そう言って、まずは五人の職人に二本ずつ試し打ち用の剣を渡す。

「要点は二つだ。まず硬さと粘りを増して耐久性を上げること。そして、バラツキのある重心の位置をきっちりそろえることだ。重心の位置は少し剣先よりがいいだろう。その方が、弱い力でも強い斬撃が打てるからな。魔獣戦では重宝するんだ」

そう言って職人たちを見ると、職人たちはさっそくなにやら話し合い始めていた。

「今日はエドバンさんにも手伝ってもらってこの職人ギルドにある研修用の炉を使わせてもらおう。エドバンさん見本を見せてもらってもいいか?」

「おうよ。一回で決めるからよく見とけよ」

そう言ってエドバンさんが職人たちを連れて職人ギルドの裏手にある工房に向かう。

そこには研修用の小さな炉があり、エドバンさんがさっそく炉に火を入れ、実際の作業を始めてくれた。

「いいか。

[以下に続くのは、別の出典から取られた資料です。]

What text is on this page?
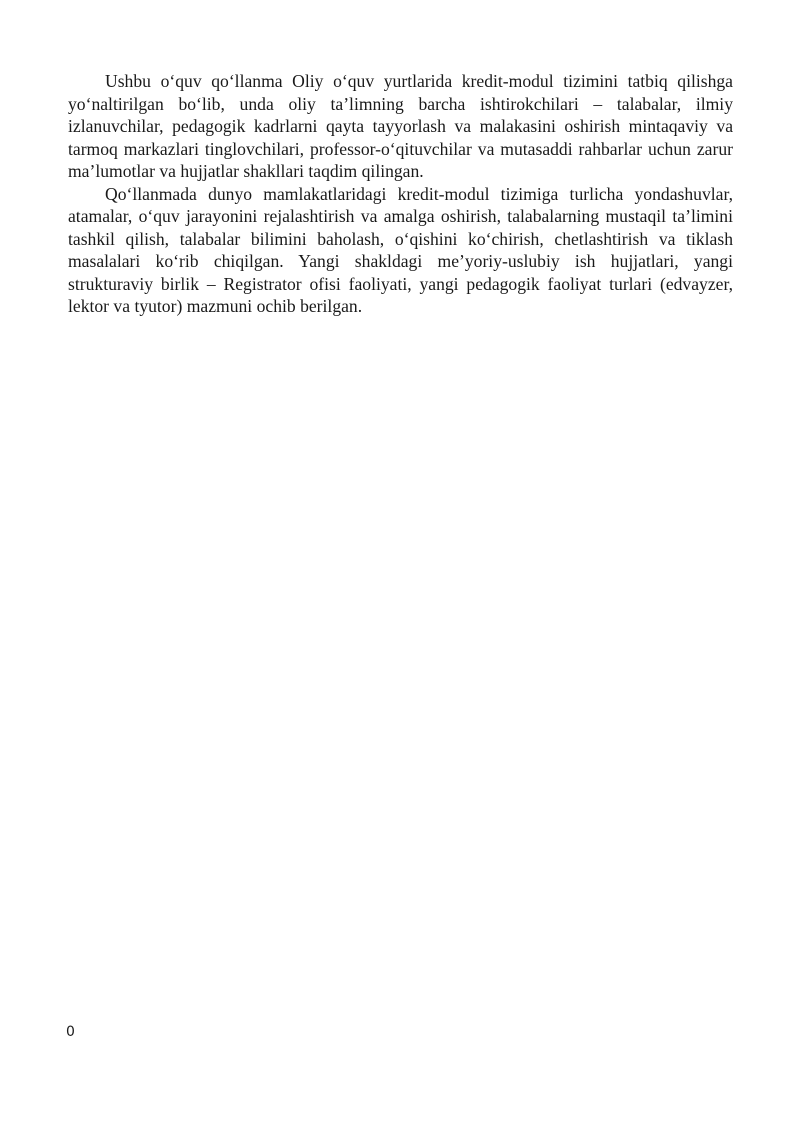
Ushbu o‘quv qo‘llanma Oliy o‘quv yurtlarida kredit-modul tizimini tatbiq qilishga yo‘naltirilgan bo‘lib, unda oliy ta’limning barcha ishtirokchilari – talabalar, ilmiy izlanuvchilar, pedagogik kadrlarni qayta tayyorlash va malakasini oshirish mintaqaviy va tarmoq markazlari tinglovchilari, professor-o‘qituvchilar va mutasaddi rahbarlar uchun zarur ma’lumotlar va hujjatlar shakllari taqdim qilingan.

Qo‘llanmada dunyo mamlakatlaridagi kredit-modul tizimiga turlicha yondashuvlar, atamalar, o‘quv jarayonini rejalashtirish va amalga oshirish, talabalarning mustaqil ta’limini tashkil qilish, talabalar bilimini baholash, o‘qishini ko‘chirish, chetlashtirish va tiklash masalalari ko‘rib chiqilgan. Yangi shakldagi me’yoriy-uslubiy ish hujjatlari, yangi strukturaviy birlik – Registrator ofisi faoliyati, yangi pedagogik faoliyat turlari (edvayzer, lektor va tyutor) mazmuni ochib berilgan.

0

炭の色をしっかり覚えておけ。この白っぽい色が全体に出てくるまでしっかり熱を上げるんだ」

とか、

「重心の位置を意識して槌を振れよ。きっちり魔力を込めるのも忘れるな。ここで、手を抜いたらただのガラクタを作って終わりになっちまうからな」

などと説明しつつ作業するエドバンさんを見て、

(さすが、職人だな。一連の動作に無駄がない。みんながこれを手本に作業してくれれば、きっといいものができあがるぞ)

と確信する。

職人たちもこの際、憧れの先輩の手並みを盗んでやろうというような目で真剣にエドバンさんの姿を見つめていた。

やがて、剣が打ちあがり、

「ほれ、アレン。軽く振ってみろ。ああ、熱いから気を付けてな」

と言われ、出来立てほやほやのまだ熱を帯びた剣を手に取る。

言われた通り軽く振るが、重心の位置は理想的で、私は、

(これなら金貨二枚の価格設定はいける。もしかしたらそれに小金貨五枚くらい上乗せできるかもしれんぞ。そのくらいの価値はある)

と思った。

その後、集まった職人が各々にエドバンさんが打ち直した剣を持ち、感触を確かめていく。

「明日はとりあえず、最初の一本を打ってみてくれ。私が品質の確認をしてから続きに取り掛かってもらう。この町の今後を占う大事な仕事だ。みんなすまんが気合を入れて頑張ってくれ」

「おう!」

そんな職人たちの気持ちのいい返事をもらい、安心して宿に戻る。

安心してベッドに横になり軽く目を閉じると、ささやかな充実感が胸に広がった。

(明日が楽しみだ。明日を乗り切れば少し時間ができるからサーニャを冒険に連れ出そう。あまり遠出はできないからきっとゴブリンやオーク程度になってしまうが、美味しい野営飯を作ってやればきっと満足してくれるはずだ。サーニャは生姜焼きが好きだからな。美味しいオーク肉でたっぷり作って生姜焼き丼にしてやるか。ふっ。楽しみだ)

そんなことを思っているうち、やや疲れた体にふわふわとした眠気が下りてくる。

私はその眠気を自然と受け入れ、軽く頬を緩めながらゆったりとした気持ちで眠りに落ちていった。